Editor’s note: Robert Bruno is a professor of labor and employment relations at the Urbana campus of the University of Illinois and the director of the Labor Education Program in Chicago. Bruno, who co-wrote a paper on the potential financial impact of legalizing marijuana, spoke with News Bureau business and law editor Phil Ciciora about the new law’s possible benefits for the state of Illinois.
For a state that’s swimming in red ink, what are the financial rewards to legalizing marijuana?
The state of Illinois is in need of additional revenue. Following the 736-day budget impasse from summer 2015 to summer 2017, the state still has a $8.1 billion backlog of unpaid bills and more than $130 billion in unfunded pension liabilities. According to our paper, by legalizing and taxing recreational marijuana, we estimate $1.6 billion of recreational marijuana would be sold in the state, in part due to regional tourism. Illinois could generate around $525 million in new tax revenue, create more than 23,000 new jobs at more than 2,600 businesses, boost the Illinois economy by $1 billion annually, and reduce law enforcement and incarceration costs.
With those new tax revenues, Illinois could fund additional pension payments while making vital public investments in public education, road and transportation construction projects, and drug treatment and prevention programs.
Legalizing, regulating and taxing recreational marijuana would reduce costs to taxpayers, spur economic activity, create jobs and shrink the black market. While it wouldn’t totally solve Illinois’ fiscal issues, it would certainly improve the state’s budget situation and credit rating outlook.
Isn’t this a somewhat extreme solution to budgetary problems?
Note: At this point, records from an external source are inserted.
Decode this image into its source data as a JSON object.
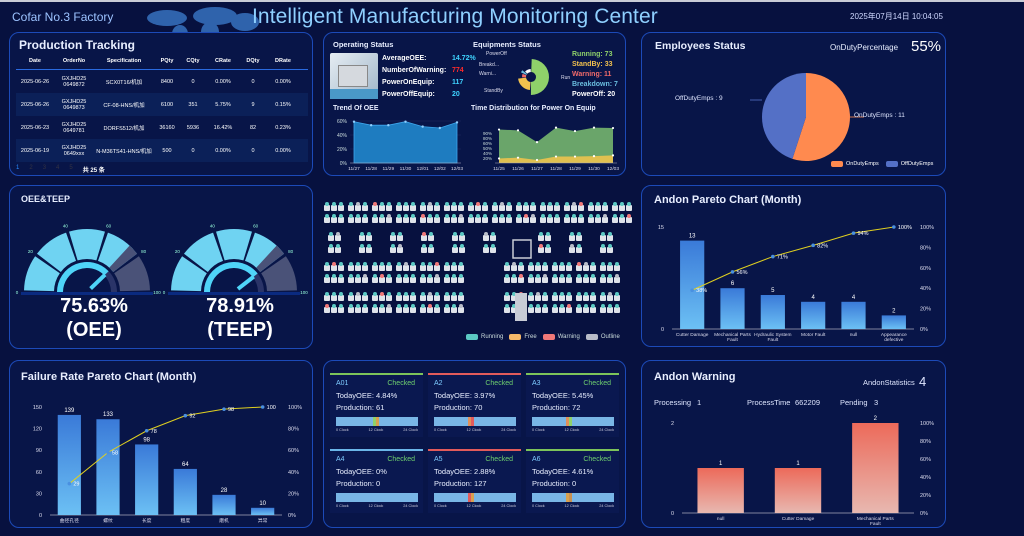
{
  "header": {
    "factory": "Cofar No.3 Factory",
    "title": "Intelligent Manufacturing Monitoring Center",
    "datetime": "2025年07月14日 10:04:05"
  },
  "production": {
    "title": "Production Tracking",
    "columns": [
      "Date",
      "OrderNo",
      "Specification",
      "PQty",
      "CQty",
      "CRate",
      "DQty",
      "DRate"
    ],
    "rows": [
      [
        "2025-06-26",
        "GXJHD25 0649872",
        "SCX0T16/机加",
        "8400",
        "0",
        "0.00%",
        "0",
        "0.00%"
      ],
      [
        "2025-06-26",
        "GXJHD25 0649873",
        "CF-08-HNS/机加",
        "6100",
        "351",
        "5.75%",
        "9",
        "0.15%"
      ],
      [
        "2025-06-23",
        "GXJHD25 0649781",
        "DORFS512/机加",
        "36160",
        "5936",
        "16.42%",
        "82",
        "0.23%"
      ],
      [
        "2025-06-19",
        "GXJHD25 0649xxx",
        "N-M36TS41-HNS/机加",
        "500",
        "0",
        "0.00%",
        "0",
        "0.00%"
      ]
    ],
    "pages": [
      "1",
      "2",
      "3",
      "4",
      "5"
    ],
    "total": "共 25 条"
  },
  "operating": {
    "title": "Operating Status",
    "stats": [
      {
        "label": "AverageOEE:",
        "value": "14.72%",
        "color": "#3fd3ff"
      },
      {
        "label": "NumberOfWarning:",
        "value": "774",
        "color": "#ff2a2a"
      },
      {
        "label": "PowerOnEquip:",
        "value": "117",
        "color": "#3fd3ff"
      },
      {
        "label": "PowerOffEquip:",
        "value": "20",
        "color": "#3fd3ff"
      }
    ]
  },
  "equipments": {
    "title": "Equipments Status",
    "donut_labels": [
      "PowerOff",
      "Breakd...",
      "Warni...",
      "StandBy",
      "Run"
    ],
    "legend": [
      {
        "label": "Running:",
        "value": "73",
        "color": "#8fd16a"
      },
      {
        "label": "StandBy:",
        "value": "33",
        "color": "#f2c14e"
      },
      {
        "label": "Warning:",
        "value": "11",
        "color": "#f06a6a"
      },
      {
        "label": "Breakdown:",
        "value": "7",
        "color": "#6bbfe0"
      },
      {
        "label": "PowerOff:",
        "value": "20",
        "color": "#ffffff"
      }
    ]
  },
  "employees": {
    "title": "Employees Status",
    "pct_label": "OnDutyPercentage",
    "pct_value": "55%",
    "on_label": "OnDutyEmps : 11",
    "off_label": "OffDutyEmps : 9",
    "legend_on": "OnDutyEmps",
    "legend_off": "OffDutyEmps"
  },
  "oee_teep": {
    "title": "OEE&TEEP",
    "oee_value": "75.63%",
    "oee_label": "(OEE)",
    "teep_value": "78.91%",
    "teep_label": "(TEEP)",
    "ticks": [
      "0",
      "20",
      "40",
      "60",
      "80",
      "100"
    ]
  },
  "machine_map": {
    "legend": [
      "Running",
      "Free",
      "Warning",
      "Outline"
    ]
  },
  "device_cards": [
    {
      "name": "A01",
      "status": "Checked",
      "oee": "TodayOEE:  4.84%",
      "prod": "Production:  61",
      "top": "#7cc45a"
    },
    {
      "name": "A2",
      "status": "Checked",
      "oee": "TodayOEE:  3.97%",
      "prod": "Production:  70",
      "top": "#e25b5b"
    },
    {
      "name": "A3",
      "status": "Checked",
      "oee": "TodayOEE:  5.45%",
      "prod": "Production:  72",
      "top": "#7cc45a"
    },
    {
      "name": "A4",
      "status": "Checked",
      "oee": "TodayOEE:  0%",
      "prod": "Production:  0",
      "top": "#6bb6e8"
    },
    {
      "name": "A5",
      "status": "Checked",
      "oee": "TodayOEE:  2.88%",
      "prod": "Production:  127",
      "top": "#e25b5b"
    },
    {
      "name": "A6",
      "status": "Checked",
      "oee": "TodayOEE:  4.61%",
      "prod": "Production:  0",
      "top": "#7cc45a"
    }
  ],
  "device_axis": [
    "0 Clock",
    "12 Clock",
    "24 Clock"
  ],
  "andon_warning": {
    "title": "Andon Warning",
    "stat_label": "AndonStatistics",
    "stat_value": "4",
    "processing_label": "Processing",
    "processing_value": "1",
    "ptime_label": "ProcessTime",
    "ptime_value": "662209",
    "pending_label": "Pending",
    "pending_value": "3"
  },
  "chart_data": [
    {
      "id": "trend_oee",
      "type": "area",
      "title": "Trend Of OEE",
      "categories": [
        "11/27",
        "11/28",
        "11/29",
        "11/30",
        "12/01",
        "12/02",
        "12/03"
      ],
      "values": [
        59,
        54,
        54,
        59,
        52,
        50,
        58
      ],
      "yticks": [
        "0%",
        "20%",
        "40%",
        "60%"
      ],
      "ylim": [
        0,
        60
      ]
    },
    {
      "id": "time_dist",
      "type": "area",
      "title": "Time Distribution for Power On Equip",
      "categories": [
        "11/25",
        "11/26",
        "11/27",
        "11/28",
        "11/29",
        "11/30",
        "12/03"
      ],
      "series": [
        {
          "name": "upper",
          "values": [
            88,
            86,
            55,
            93,
            84,
            93,
            92
          ],
          "color": "#6aa56a"
        },
        {
          "name": "lower",
          "values": [
            12,
            14,
            8,
            17,
            17,
            18,
            20
          ],
          "color": "#e0c050"
        }
      ],
      "yticks": [
        "20%",
        "40%",
        "50%",
        "60%",
        "80%",
        "90%"
      ],
      "ylim": [
        0,
        100
      ]
    },
    {
      "id": "equip_donut",
      "type": "pie",
      "labels": [
        "Running",
        "StandBy",
        "Warning",
        "Breakdown",
        "PowerOff"
      ],
      "values": [
        73,
        33,
        11,
        7,
        20
      ],
      "colors": [
        "#8fd16a",
        "#f2c14e",
        "#f06a6a",
        "#6bbfe0",
        "#ffffff"
      ]
    },
    {
      "id": "employees_pie",
      "type": "pie",
      "labels": [
        "OnDutyEmps",
        "OffDutyEmps"
      ],
      "values": [
        11,
        9
      ],
      "colors": [
        "#ff8a4f",
        "#5470c6"
      ]
    },
    {
      "id": "andon_pareto",
      "type": "bar",
      "title": "Andon Pareto Chart (Month)",
      "categories": [
        "Cutter Damage",
        "Mechanical Parts Fault",
        "Hydraulic System Fault",
        "Motor Fault",
        "null",
        "Appearance defective"
      ],
      "values": [
        13,
        6,
        5,
        4,
        4,
        2
      ],
      "cumulative": [
        38,
        56,
        71,
        82,
        94,
        100
      ],
      "cumulative_labels": [
        "38%",
        "56%",
        "71%",
        "82%",
        "94%",
        "100%"
      ],
      "ylim": [
        0,
        15
      ],
      "yticks": [
        "0",
        "15"
      ],
      "y2ticks": [
        "0%",
        "20%",
        "40%",
        "60%",
        "80%",
        "100%"
      ]
    },
    {
      "id": "failure_pareto",
      "type": "bar",
      "title": "Failure Rate Pareto Chart (Month)",
      "categories": [
        "曲径孔径",
        "螺纹",
        "长度",
        "粗度",
        "磨机",
        "异常"
      ],
      "values": [
        139,
        133,
        98,
        64,
        28,
        10
      ],
      "cumulative": [
        29,
        58,
        78,
        92,
        98,
        100
      ],
      "cumulative_labels": [
        "29",
        "58",
        "78",
        "92",
        "98",
        "100"
      ],
      "ylim": [
        0,
        150
      ],
      "yticks": [
        "0",
        "30",
        "60",
        "90",
        "120",
        "150"
      ],
      "y2ticks": [
        "0%",
        "20%",
        "40%",
        "60%",
        "80%",
        "100%"
      ]
    },
    {
      "id": "andon_warning_chart",
      "type": "bar",
      "categories": [
        "null",
        "Cutter Damage",
        "Mechanical Parts Fault"
      ],
      "values": [
        1,
        1,
        2
      ],
      "ylim": [
        0,
        2
      ],
      "yticks": [
        "0",
        "2"
      ],
      "y2ticks": [
        "0%",
        "20%",
        "40%",
        "60%",
        "80%",
        "100%"
      ]
    },
    {
      "id": "gauges",
      "type": "gauge",
      "values": [
        75.63,
        78.91
      ],
      "range": [
        0,
        100
      ]
    }
  ]
}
The legalization of recreational marijuana isn’t an extreme act. There’s broad bipartisan support for decriminalizing marijuana use in the state of Illinois. According to our paper, 66% of registered voters in Illinois support legalizing marijuana. This includes 76% of Democrats and 52% of Republicans. And that follows a trend across the country.
It’s still, of course, a minority of states that have actually decriminalized marijuana use, but it’s now mainstream, and it follows the evolution where the public has come to appreciate that marijuana use is not the same as other highly regulated and restricted drugs like heroin and cocaine. The medical cannabis experience also has helped to change minds. There’s research that shows real benefits of medical marijuana for people with chronic pain.
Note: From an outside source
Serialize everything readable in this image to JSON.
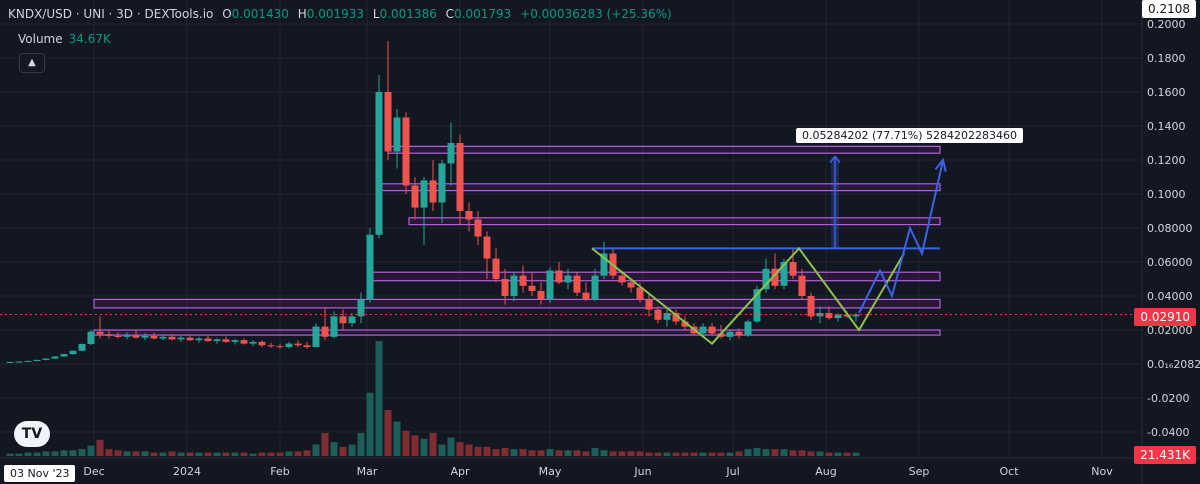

The explosion of opioid addiction, which has ravaged families and communities throughout the U.S., also has contributed. Legal marijuana reduces opioid use. So it’s a way in which we can get at a larger epidemic.
What are the risks to communities in legalizing marijuana?
The addiction risks of marijuana appear to be similar to alcohol, and to my knowledge there’s no compelling evidence that it’s a gateway drug to harder narcotics. But there’s certainly been a terrible cost to communities – largely communities of color – due to the extreme criminalization of possession of even small amounts of marijuana. We’ve thrown so many people in jail because of the strict, no-nonsense, law-and-order reforms of the 1980s and the war on drugs. There certainly are drugs that will never be legalized that we need to keep off the streets, but this big net captured everything, including marijuana. So these people are arrested, have a criminal record and then have trouble applying for certain types of jobs because of a minor possession charge. It ends up costing society on the front end, in terms of the costs to prosecute and imprison people, but it also destroys a life and family for a generation or more.
In this particular case, there is a disproportionate number of black men who are affected. And we’re now in a time when we’re rethinking the whole law enforcement approach of the 1980s. We’re thinking more in terms of how we get people a fresh start.
How is the Illinois law different from other states?
The new law goes to great lengths to allow for people convicted of possession of under 30 grams prior to legalization to have their records expunged. You’ve got decriminalization, expungement and money to help start-ups for minority-owned dispensaries, and a strategic sense of where you should place these businesses so communities of color don’t get locked out of this new economic opportunity.
That’s much different than any other marijuana-legalization law. Illinois didn’t just replicate Michigan, Colorado or Washington and simply declare that it’s decriminalized. Illinois went further to really invest in the industry with an eye on equity. We’ll see how it all turns out, but the bill itself is exceptional.
Historically, the costs of law enforcement and corrections associated with marijuana possession have been very high in Illinois. By fully legalizing recreational marijuana, Illinois taxpayers will save millions annually in reduced incarceration costs, law enforcement spending and legal fees.